Ieri mi sono messo lì e l’ho risentito da cima a fondo e ho riconosciuto diversi momenti che mi erano entrati nel culo senza rendermene conto. Stavano lì e la mia mente ha reagito. Mi sono ritrovato a sorridere quando è partito il riff di Limo Wreck o mentre galleggiavo in mezzo a 4th of July. Ci sono dei pezzetti di canzone che ho riconosciuto perché su Videomusic, quando passavano lo spot pubblicitario per l’uscita del disco, c’era un piccolo mix skippante di alcuni incipit dei brani e mi sono rimasti impressi da lì.

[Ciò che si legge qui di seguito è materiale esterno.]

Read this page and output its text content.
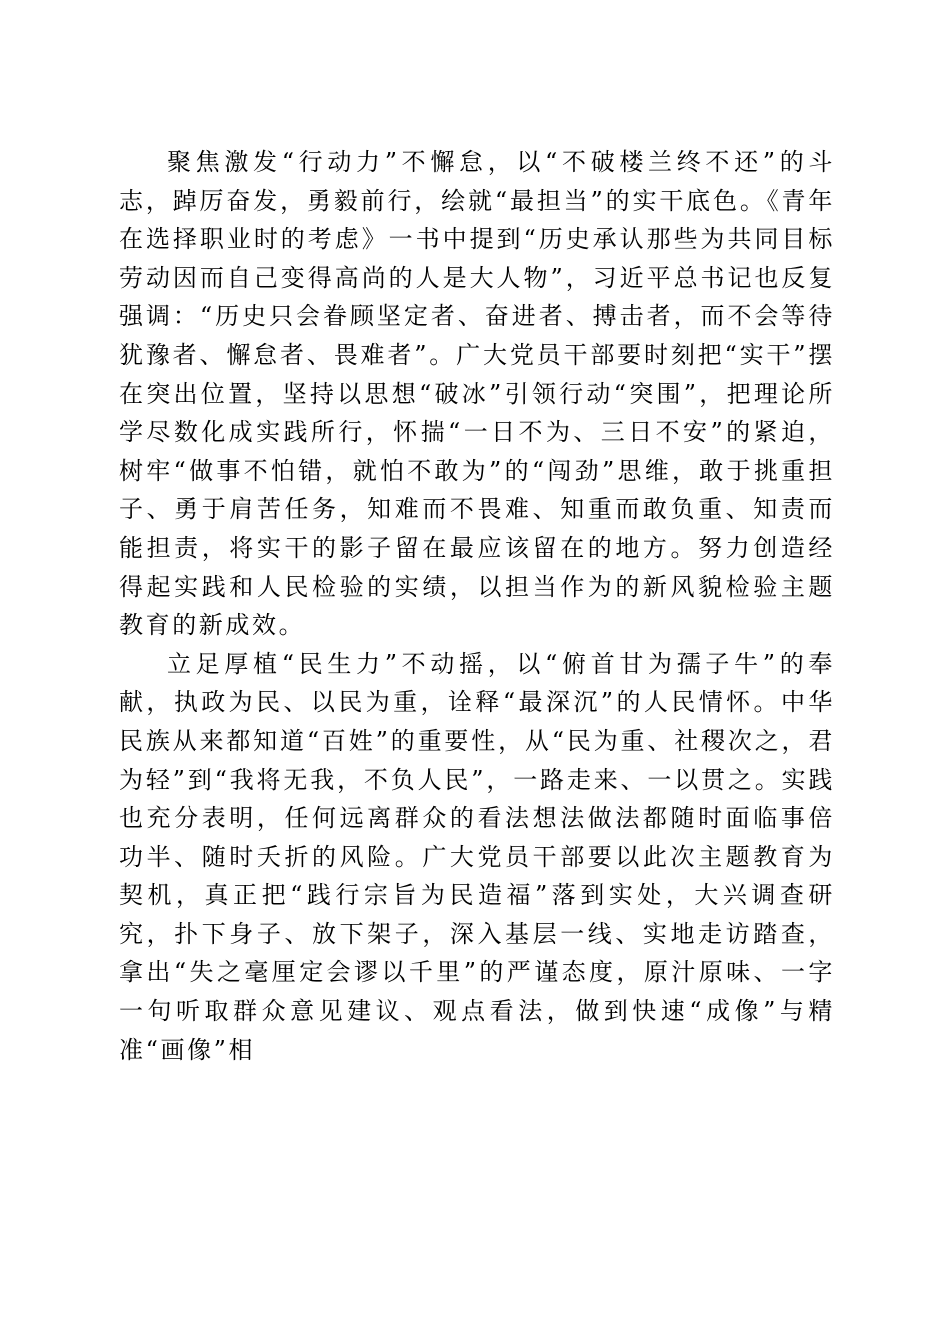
聚焦激发“行动力”不懈怠，以“不破楼兰终不还”的斗志，踔厉奋发，勇毅前行，绘就“最担当”的实干底色。《青年在选择职业时的考虑》一书中提到“历史承认那些为共同目标劳动因而自己变得高尚的人是大人物”，习近平总书记也反复强调：“历史只会眷顾坚定者、奋进者、搏击者，而不会等待犹豫者、懈怠者、畏难者”。广大党员干部要时刻把“实干”摆在突出位置，坚持以思想“破冰”引领行动“突围”，把理论所学尽数化成实践所行，怀揣“一日不为、三日不安”的紧迫，树牢“做事不怕错，就怕不敢为”的“闯劲”思维，敢于挑重担子、勇于肩苦任务，知难而不畏难、知重而敢负重、知责而能担责，将实干的影子留在最应该留在的地方。努力创造经得起实践和人民检验的实绩，以担当作为的新风貌检验主题教育的新成效。

立足厚植“民生力”不动摇，以“俯首甘为孺子牛”的奉献，执政为民、以民为重，诠释“最深沉”的人民情怀。中华民族从来都知道“百姓”的重要性，从“民为重、社稷次之，君为轻”到“我将无我，不负人民”，一路走来、一以贯之。实践也充分表明，任何远离群众的看法想法做法都随时面临事倍功半、随时夭折的风险。广大党员干部要以此次主题教育为契机，真正把“践行宗旨为民造福”落到实处，大兴调查研究，扑下身子、放下架子，深入基层一线、实地走访踏查，拿出“失之毫厘定会谬以千里”的严谨态度，原汁原味、一字一句听取群众意见建议、观点看法，做到快速“成像”与精准“画像”相
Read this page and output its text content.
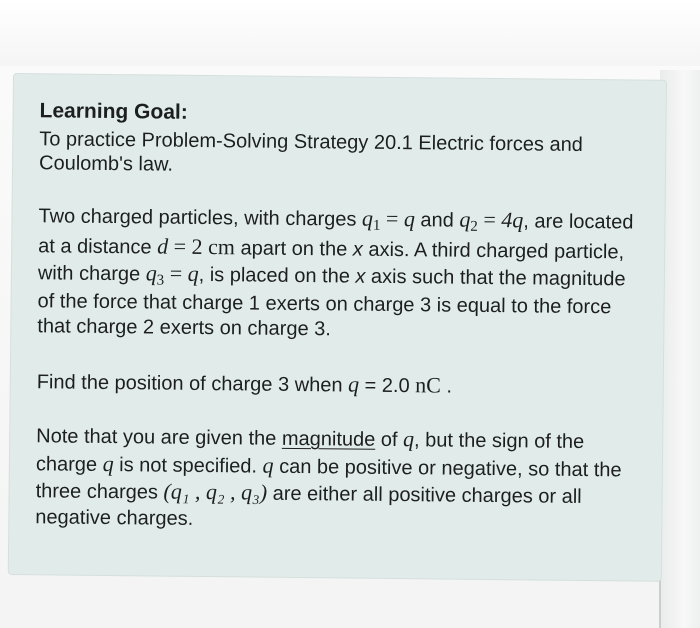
Learning Goal:

To practice Problem-Solving Strategy 20.1 Electric forces and Coulomb's law.

Two charged particles, with charges $q_1 = q$ and $q_2 = 4q$, are located at a distance d = 2 cm apart on the x axis. A third charged particle, with charge $q_3 = q$, is placed on the x axis such that the magnitude of the force that charge 1 exerts on charge 3 is equal to the force that charge 2 exerts on charge 3.

Find the position of charge 3 when q = 2.0 nC .

Note that you are given the magnitude of q, but the sign of the charge q is not specified. q can be positive or negative, so that the three charges (q₁ , q₂ , q₃) are either all positive charges or all negative charges.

Insomma, la cosa interessante è che “questi” Soundgarden, pur rifiutandoli, mi sono entrati nelle vene per altre vie (la TV, mia sorella, gli amici, chissà cosa). Non dico di amare il disco ma ce l’ho dentro di me da anni. Ho riconosciuto in esso una famigliarità, anche per via dei patetici tentativi di Queensryche e Motley Crue di imitarlo; Hear In The Now Frontier e la fase modernista di Nikki Sixx devono tantissimo a Chris Cornell e io paradossalmente ho trascorso molto più tempo a cercare di farmi piacere quella roba che la loro matrice creativa.
Però anche stavolta, io l’ho trovato noioso, Superunknown. Il mio problema con i Soundgarden è che la tirano troppo per le lunghe, a volte. Il loro disco best-seller assoluto, ha comunque una durata eccessiva, per gli standard commerciali. Oltre settanta minuti che si potevano asciugare, soprattutto nella prima parte. Credo che My Way, la title-track e Mailman siano ridondanti.

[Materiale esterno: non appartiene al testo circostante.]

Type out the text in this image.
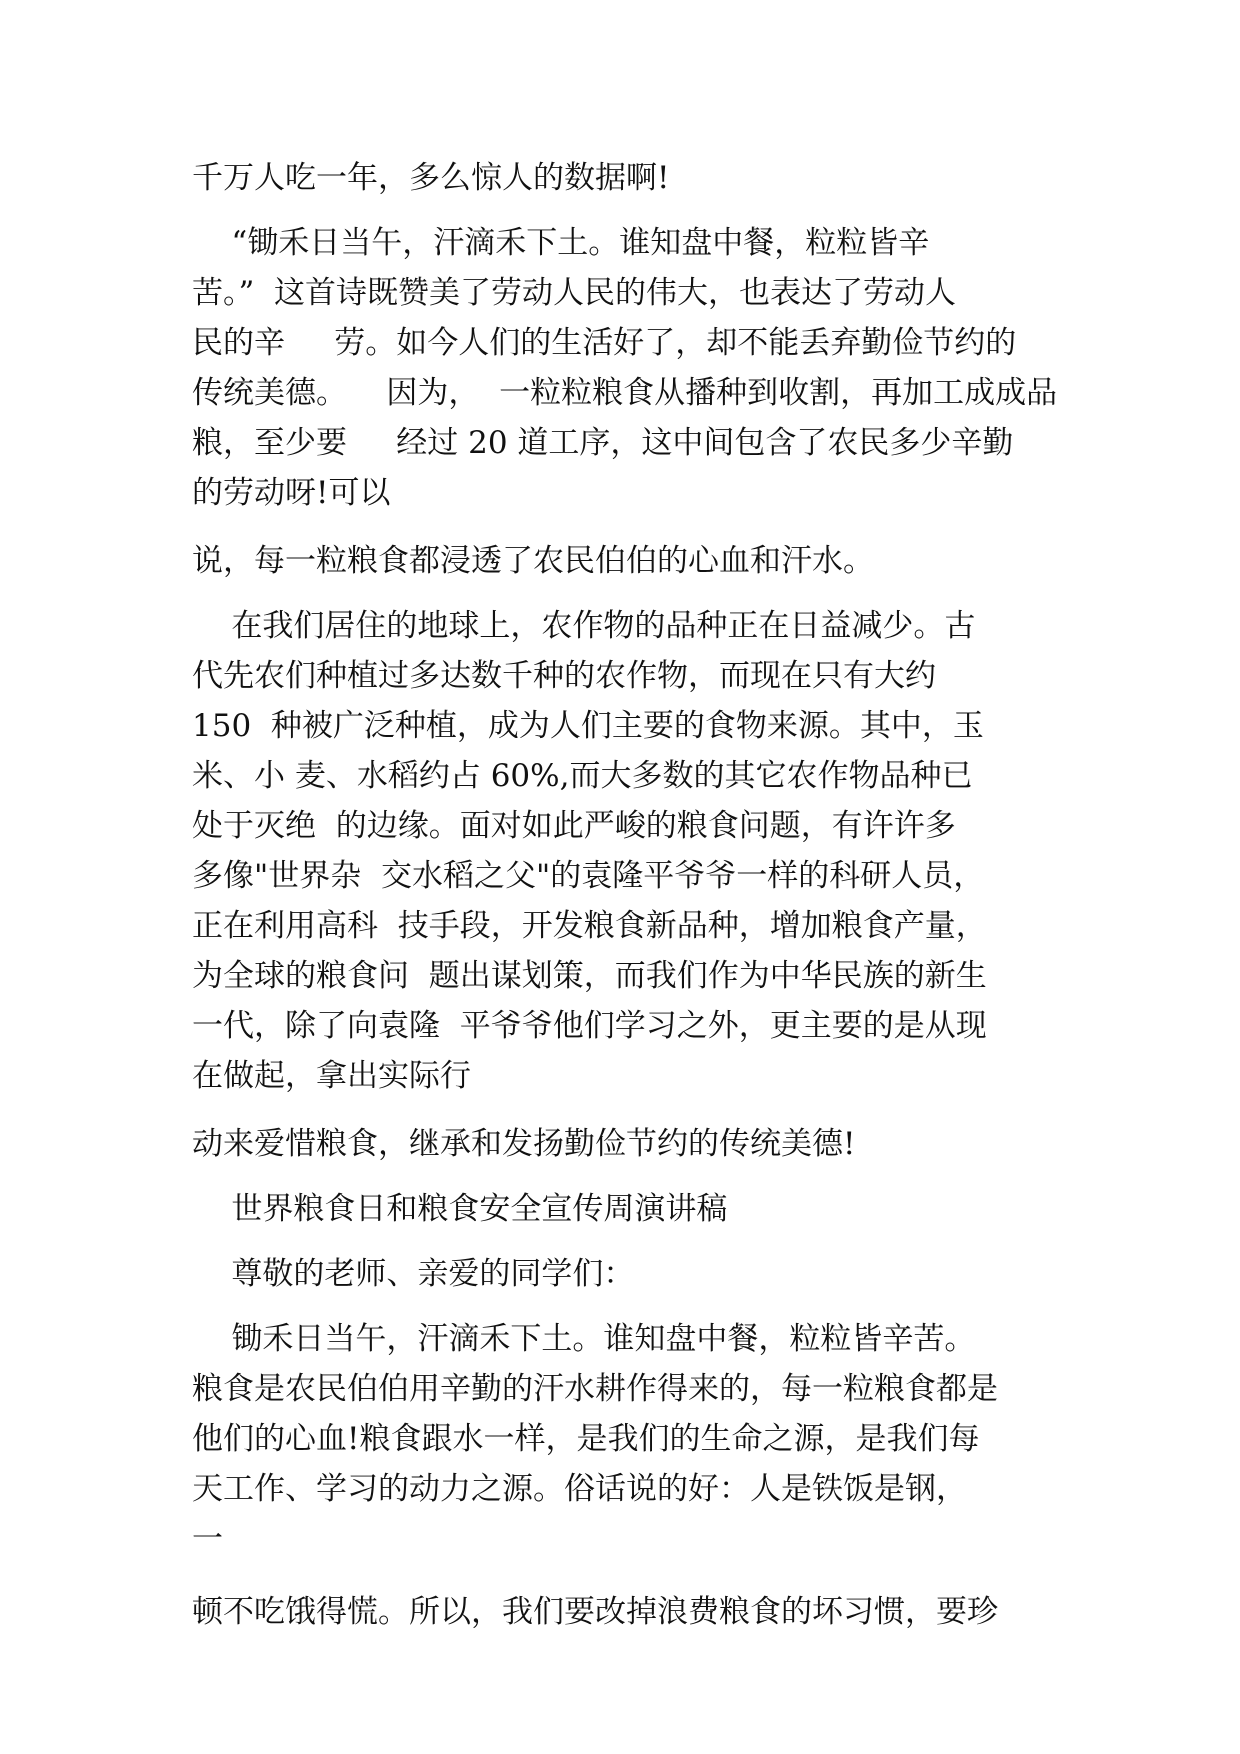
千万人吃一年，多么惊人的数据啊!
“锄禾日当午，汗滴禾下土。谁知盘中餐，粒粒皆辛
苦。”  这首诗既赞美了劳动人民的伟大，也表达了劳动人
民的辛     劳。如今人们的生活好了，却不能丢弃勤俭节约的
传统美德。    因为，  一粒粒粮食从播种到收割，再加工成成品
粮，至少要     经过 20 道工序，这中间包含了农民多少辛勤
的劳动呀!可以
说，每一粒粮食都浸透了农民伯伯的心血和汗水。
在我们居住的地球上，农作物的品种正在日益减少。古
代先农们种植过多达数千种的农作物，而现在只有大约
150  种被广泛种植，成为人们主要的食物来源。其中，玉
米、小 麦、水稻约占 60%,而大多数的其它农作物品种已
处于灭绝  的边缘。面对如此严峻的粮食问题，有许许多
多像"世界杂  交水稻之父"的袁隆平爷爷一样的科研人员，
正在利用高科  技手段，开发粮食新品种，增加粮食产量，
为全球的粮食问  题出谋划策，而我们作为中华民族的新生
一代，除了向袁隆  平爷爷他们学习之外，更主要的是从现
在做起，拿出实际行
动来爱惜粮食，继承和发扬勤俭节约的传统美德!
世界粮食日和粮食安全宣传周演讲稿
尊敬的老师、亲爱的同学们：
锄禾日当午，汗滴禾下土。谁知盘中餐，粒粒皆辛苦。
粮食是农民伯伯用辛勤的汗水耕作得来的，每一粒粮食都是
他们的心血!粮食跟水一样，是我们的生命之源，是我们每
天工作、学习的动力之源。俗话说的好：人是铁饭是钢，
一
顿不吃饿得慌。所以，我们要改掉浪费粮食的坏习惯，要珍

Ma è quello l’elemento in grado di ribadire la purezza del gruppo. Avevano l’hit assurda per fare sfracelli in classifica (e come sovente accade se ne accorse prima il produttore di loro che l’avevano realizzata e la tenevano lì), riuscirono a limare il suono dalle asperità e dagli spigoli più taglienti del loro stile, ma non rinunciarono alla prolissità, anche al momento di conquistare “le signore che passano l’aspirapolvere”.
Sono quasi sicuro che nessuno di quelli che hanno sentito l’album per via di quei tre o quattro pezzi irresistibili, l’abbia ascoltato per intero più di una volta. Ma la sua indigeribilità è l’ingrediente che fa
Dopo questo picco, la band si sbriciolò e non c’è da sorprendersi. Se leggete il libro di Valeria Sgarella, scoprite perché. Ho notato che il comparto lirico è pieno di propositi suicidi e di depressione. Un album che festeggia il successo assoluto di un gruppo nato per fare soldi e sconvolgere gli adolescenti, non esprime una grande eccitazione mentre è in procinto di riempire alla grande i conti in banca. I Soundgarden salirono sulla vetta del mondo con un’espressione molto provata e grigia. E non videro l’ora di scendere e sparire nella nebbia.